The deal McConnell reached with Biden agreed to hike the top tax rate to 39.6 percent on household incomes above $450,000—generating more than $600 billion over the next decade.
But Democrats and Republicans are sharply divided over Medicare and Social Security expenditures that are projected to balloon due to Baby Boomer retirements.
Republicans see the risk—roughly a decade away—as an immediate threat that chokes off economic growth. They generally favor increasing the eligibility age from 65 and applying means testing to limit benefits for high income people.
“You know Warren Buffett's always complaining about not paying enough taxes,” McConnell said. “And what I'm complaining about is we're paying for his Medicare. We ought not to be providing these kinds of benefits for millionaires and billionaires.”
House Speaker John Boehner, R-Ohio, has previously stipulated that any dollar added to the debt ceiling be matched by spending cuts, a requirement repeated on Sunday by South Carolina Sen. Lindsey Graham.
But with Boehner pledging to remove himself from one-on-one talks with the White House on the fiscal cliff, the ball is largely in McConnell’s court. That’s just fine with Republicans like Sen. Orrin Hatch of Utah. “He’s tough as nails. He really stands up for his beliefs and my beliefs. He’s smart as can be and he’s a prodigious worker,” Hatch told The Fiscal Times. “He’s one of the best minority leaders of all time.”
Many Democrats counter that the Medicare and Social Security changes floated by Republicans would either achieve little in deficit reduction or shift medical costs once covered by the government onto consumers—ultimately hurting the economy.
Obama has previously embraced some Republican-proposed savings for the programs—such as using a less generous measure of inflation to calculate benefits. However, Obama’s acceptance of a more realistic inflation measure (known as chained-Consumer Price Index) was tied to a failed “grand bargain” on both taxes and spending.
The president has repeatedly said he will not bargain over raising the $16.4 trillion debt ceiling.
"The debt ceiling is about spending that has already occurred," House Minority Leader Nancy Pelosi, D-Calif., said on CBS’ “Face the Nation.” "Right now, we have to pay the bills that have been incurred. And if you want to say 'cut spending for what we do next,' fine, but don't tie it to the debt ceiling."

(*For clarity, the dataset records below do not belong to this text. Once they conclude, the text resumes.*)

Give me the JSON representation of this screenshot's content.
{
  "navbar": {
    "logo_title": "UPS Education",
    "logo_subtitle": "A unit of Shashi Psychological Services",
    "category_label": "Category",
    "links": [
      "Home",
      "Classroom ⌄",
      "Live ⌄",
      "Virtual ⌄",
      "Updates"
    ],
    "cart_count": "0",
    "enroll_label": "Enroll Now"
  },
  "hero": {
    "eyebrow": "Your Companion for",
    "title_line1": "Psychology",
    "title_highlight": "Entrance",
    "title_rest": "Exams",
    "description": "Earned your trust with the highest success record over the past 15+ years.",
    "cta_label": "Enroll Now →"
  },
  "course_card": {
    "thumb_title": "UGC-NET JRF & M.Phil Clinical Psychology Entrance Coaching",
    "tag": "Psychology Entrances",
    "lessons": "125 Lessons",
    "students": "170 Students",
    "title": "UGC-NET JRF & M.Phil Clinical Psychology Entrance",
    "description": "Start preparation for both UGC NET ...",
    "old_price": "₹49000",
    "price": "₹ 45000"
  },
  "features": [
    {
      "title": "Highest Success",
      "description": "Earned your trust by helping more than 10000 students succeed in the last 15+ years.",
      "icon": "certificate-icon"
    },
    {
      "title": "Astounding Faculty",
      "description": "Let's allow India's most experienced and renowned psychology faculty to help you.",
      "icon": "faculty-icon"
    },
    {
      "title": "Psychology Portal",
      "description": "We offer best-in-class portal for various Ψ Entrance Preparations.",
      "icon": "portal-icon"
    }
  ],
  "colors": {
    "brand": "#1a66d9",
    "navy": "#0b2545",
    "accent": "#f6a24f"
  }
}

Instead, Obama and congressional Democrats say they intend to address the deficit with more tax increases, in addition to spending cuts. Rep. Chris Van Hollen, D-Md., said Sunday that congressional Republicans will have to back down on their demand that any tax reform be revenue neutral.
"If Mitch McConnell is going to draw that line in the sand, it's going to be a recipe for more gridlock," the ranking Democrat on the House Budget Committee told “Fox News Sunday.”
For some economists, the only way to explain Washington is through the cinematic adaptation of a J.R.R. Tolkien epic.
“These days the US budget process is like the movie ‘The Hobbit’: a seemingly endless journey that alternates between rather boring dialogue and increasingly bloody battle scenes with a last-minute escape,” Bank of America Merrill Lynch economists Ethan Harris and Michelle Meyer wrote in a note to clients. “The fiscal cliff was the latest such battle, but ahead lay the three great gorges: the spending sequester, the continuing budget resolution and the debt ceiling. We have vanquished the goblins, but Gollum, the trolls and the dragon lie ahead.”
That summary hints at the problematic tenor of the conversation right now. Two months ahead of the deadline, it’s largely unclear what the last-minute escape looks like this time around. Republicans and Democrats each refuse to back down from their positions on the debt ceiling, yet both claim the other side will surrender and prevent the nation from a historic default. They exhibit little faith in each other, while trusting that there will be a safe outcome.
"Well, absolutely we're going to not default,” House Ways & Means Committee Chairman Dave Camp told Bloomberg TV on Friday. “That's just not even part of the issue.”